Pour les Métabolistes, la transformation perpétuelle doit avoir lieu au cœur de la Mégapole. Durant la seconde moitié du XXe siècle, les villes ont connu une croissance incontrôlée et frénétique. La réponse des Métabolistes à ce problème, qui deviendra leur fer de lance, est un type d'urbanisme combinant des méga-infrastructures pérennes et des habitations préfabriquées et interchangeables. Ainsi, les villes peuvent se développer autour d'artères horizontales et d'immeubles de grande hauteur ou d'ensembles de terrasses superposées, destinés à accueillir des unités d'habitation temporaires. Avec deux tours centrales en béton armé et 140 logements capsules démontables, la tour à capsules Nakagin est un parfait exemple de ce type d'architecture.

Si ce type de système urbain n'a pas été développé depuis, l'idée d'une ville sans cesse renouvelée est une analyse partagée par de nombreux architectes contemporains. Pour Toko Ito, architecte bien connu et héritier de Métabolisme, la vie d'un bâtiment est terminée lorsqu'il n'est plus fonctionnel. L'un des exemples les plus célèbres est le White U qu'il a construit en 1976 pour un commissaire privé. Vingt et un ans plus tard, la maison ne correspondait plus aux besoins de la famille, et le propriétaire, avec l'architecte, a décidé de la démolir. La régénération urbaine ne peut être planifiée à l'échelle de la ville, elle est organique et s'organise au rythme des cycles de vie, ou, comme on dirait aujourd'hui, des rythmes des cycles d'"usage" de chaque bâtiment. En ce sens, la tour à capsules Nakagin pourrait très bien être démantelée afin de construire un bâtiment répondant aux normes modernes.

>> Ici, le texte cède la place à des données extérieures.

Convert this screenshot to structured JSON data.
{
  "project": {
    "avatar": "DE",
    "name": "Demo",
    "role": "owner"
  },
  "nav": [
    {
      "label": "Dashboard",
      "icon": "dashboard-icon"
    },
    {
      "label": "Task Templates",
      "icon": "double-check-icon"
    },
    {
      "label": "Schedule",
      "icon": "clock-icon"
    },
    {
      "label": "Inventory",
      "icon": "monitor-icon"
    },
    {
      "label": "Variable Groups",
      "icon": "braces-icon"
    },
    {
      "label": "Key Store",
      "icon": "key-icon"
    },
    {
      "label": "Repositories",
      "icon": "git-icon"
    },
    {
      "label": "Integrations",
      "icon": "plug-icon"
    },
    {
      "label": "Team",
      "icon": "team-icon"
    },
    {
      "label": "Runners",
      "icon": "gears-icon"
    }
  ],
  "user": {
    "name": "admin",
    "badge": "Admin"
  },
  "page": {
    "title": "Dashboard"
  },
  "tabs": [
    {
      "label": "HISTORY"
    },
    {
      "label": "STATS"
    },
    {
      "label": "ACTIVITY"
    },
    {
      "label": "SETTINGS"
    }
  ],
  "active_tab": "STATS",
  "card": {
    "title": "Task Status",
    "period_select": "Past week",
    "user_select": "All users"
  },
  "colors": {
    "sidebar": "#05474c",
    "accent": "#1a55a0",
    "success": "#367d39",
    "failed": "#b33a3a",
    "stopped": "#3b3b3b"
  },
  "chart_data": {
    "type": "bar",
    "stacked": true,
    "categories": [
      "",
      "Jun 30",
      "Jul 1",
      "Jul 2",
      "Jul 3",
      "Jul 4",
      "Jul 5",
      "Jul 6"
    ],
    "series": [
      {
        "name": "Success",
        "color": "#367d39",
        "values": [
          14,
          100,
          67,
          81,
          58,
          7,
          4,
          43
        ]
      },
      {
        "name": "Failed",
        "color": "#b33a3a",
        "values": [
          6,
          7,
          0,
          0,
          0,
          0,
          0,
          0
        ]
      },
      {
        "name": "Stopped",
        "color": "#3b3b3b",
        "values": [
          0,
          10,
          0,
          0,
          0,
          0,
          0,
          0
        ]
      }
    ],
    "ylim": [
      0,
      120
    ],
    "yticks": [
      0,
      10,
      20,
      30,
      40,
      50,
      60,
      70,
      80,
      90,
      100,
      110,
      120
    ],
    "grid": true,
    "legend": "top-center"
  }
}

Comme une capsule spatiale, l'habitat des Nakagin est un refuge pour l'homme moderne assailli par l'information. C'est le cocon dans lequel se glisse l'employé pour dormir, éventuellement manger, s'informer ou méditer. Télévision, magnétophone et téléphone : toutes les technologies de l'information les plus récentes sont intégrées directement dans les murs du studio. En 1969, quelques années avant la construction de la tour à capsules Nakagin, Kisho Kurokawa a publié Homo movens, un essai dans lequel il théorise ce nouvel être humain, un individu augmenté grâce aux fonctions technologiques de son logement, et dont la liberté suprême est la mobilité. L'habitat devient une prothèse, à mi-chemin entre la coquille d'escargot et la micropuce incrustée sous la peau : l'architecture cyborg.

"La capsule est destinée à instituer un système familial entièrement nouveau, centré sur les individus... l'unité de logement basée sur un couple marié va se désintégrer ", prédisait Kurokawa. La capsule est l'outil de planification urbaine destiné à inaugurer une nouvelle société. Si la tour à capsules Nakagin témoigne de l'échec de cet objectif, Kisho Kurokawa a poursuivi ses recherches sur les microhabitats, abandonnant l'idée d'un habitat mobile. En 1979, il a inauguré l'Osaka Capsule Inn, premier hôtel capsule dont le concept s'est alors répandu dans tout le pays et dont on a parlé dans le monde entier.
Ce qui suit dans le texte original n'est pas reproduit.